The poise lasted only until she had closed the door of Johnnie’s inner office. She sat down on the edge of a chair and groped in her handbag for a cigarette. Johnnie offered her one of his, and she took it. She was shivering, like someone who has just awakened from a nightmare and still believes it real.

‘Helen – for God’s sake, what’s the trouble?’

‘Sorry. I’ll be all right in a moment. Shock, I guess.’

‘Oh – Bedford told you, then?’

Her eyes opened wide in fresh alarm.

‘Told me what? What is it, Johnnie? What’s happened?’

‘Don’t panic,’ he said. ‘It’s nothing. It’s not important. Everything’s all right. But if he didn’t say anything, what –?’

‘Bedford’s in no condition to tell anybody anything,’ Helen said, ‘for the simple reason that he’s out cold.’

‘Oh Christ, what next? Wait, though, you don’t mean he’s sick?’

She gave him a withering glance.

‘Don’t be a fool. Sick, yes, with an empty Johnnie Walker bottle beside him on the floor, and another in his desk.’
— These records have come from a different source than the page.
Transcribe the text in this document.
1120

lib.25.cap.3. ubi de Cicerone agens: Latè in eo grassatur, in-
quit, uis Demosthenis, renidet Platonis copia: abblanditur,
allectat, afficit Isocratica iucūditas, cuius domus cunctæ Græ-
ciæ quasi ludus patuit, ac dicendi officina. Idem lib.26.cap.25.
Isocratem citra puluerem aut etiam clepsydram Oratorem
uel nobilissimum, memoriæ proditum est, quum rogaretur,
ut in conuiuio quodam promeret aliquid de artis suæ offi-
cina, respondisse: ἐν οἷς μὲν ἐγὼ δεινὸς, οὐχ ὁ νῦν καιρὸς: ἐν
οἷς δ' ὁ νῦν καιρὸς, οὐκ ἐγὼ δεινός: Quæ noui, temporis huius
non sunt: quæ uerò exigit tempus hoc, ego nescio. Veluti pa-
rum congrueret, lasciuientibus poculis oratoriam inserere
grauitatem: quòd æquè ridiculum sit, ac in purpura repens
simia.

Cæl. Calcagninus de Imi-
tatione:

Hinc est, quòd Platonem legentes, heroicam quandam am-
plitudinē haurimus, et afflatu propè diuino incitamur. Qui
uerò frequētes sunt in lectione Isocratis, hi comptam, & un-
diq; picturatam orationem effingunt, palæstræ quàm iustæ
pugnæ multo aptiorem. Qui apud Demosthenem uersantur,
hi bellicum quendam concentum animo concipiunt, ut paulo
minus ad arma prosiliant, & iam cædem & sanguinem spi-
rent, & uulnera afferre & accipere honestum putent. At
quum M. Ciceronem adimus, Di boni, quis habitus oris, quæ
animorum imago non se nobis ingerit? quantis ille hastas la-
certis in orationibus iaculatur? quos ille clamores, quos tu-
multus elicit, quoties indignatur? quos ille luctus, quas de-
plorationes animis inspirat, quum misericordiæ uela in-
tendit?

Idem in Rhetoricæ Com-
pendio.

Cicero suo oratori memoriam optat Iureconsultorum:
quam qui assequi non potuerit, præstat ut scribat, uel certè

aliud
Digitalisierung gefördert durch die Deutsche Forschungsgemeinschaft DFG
She began to cry, gulpingly, and the sight of her wet distorted face sickened Johnnie. Then she stopped, blew her nose, and sat up, her face tight and hard.

‘James mustn’t see him,’ she said. ‘He simply mustn’t. He warned him the last time –’

‘It’s happened before?’

‘When I said – shock – did you think this was the first time? You don’t know us very well yet, do you?’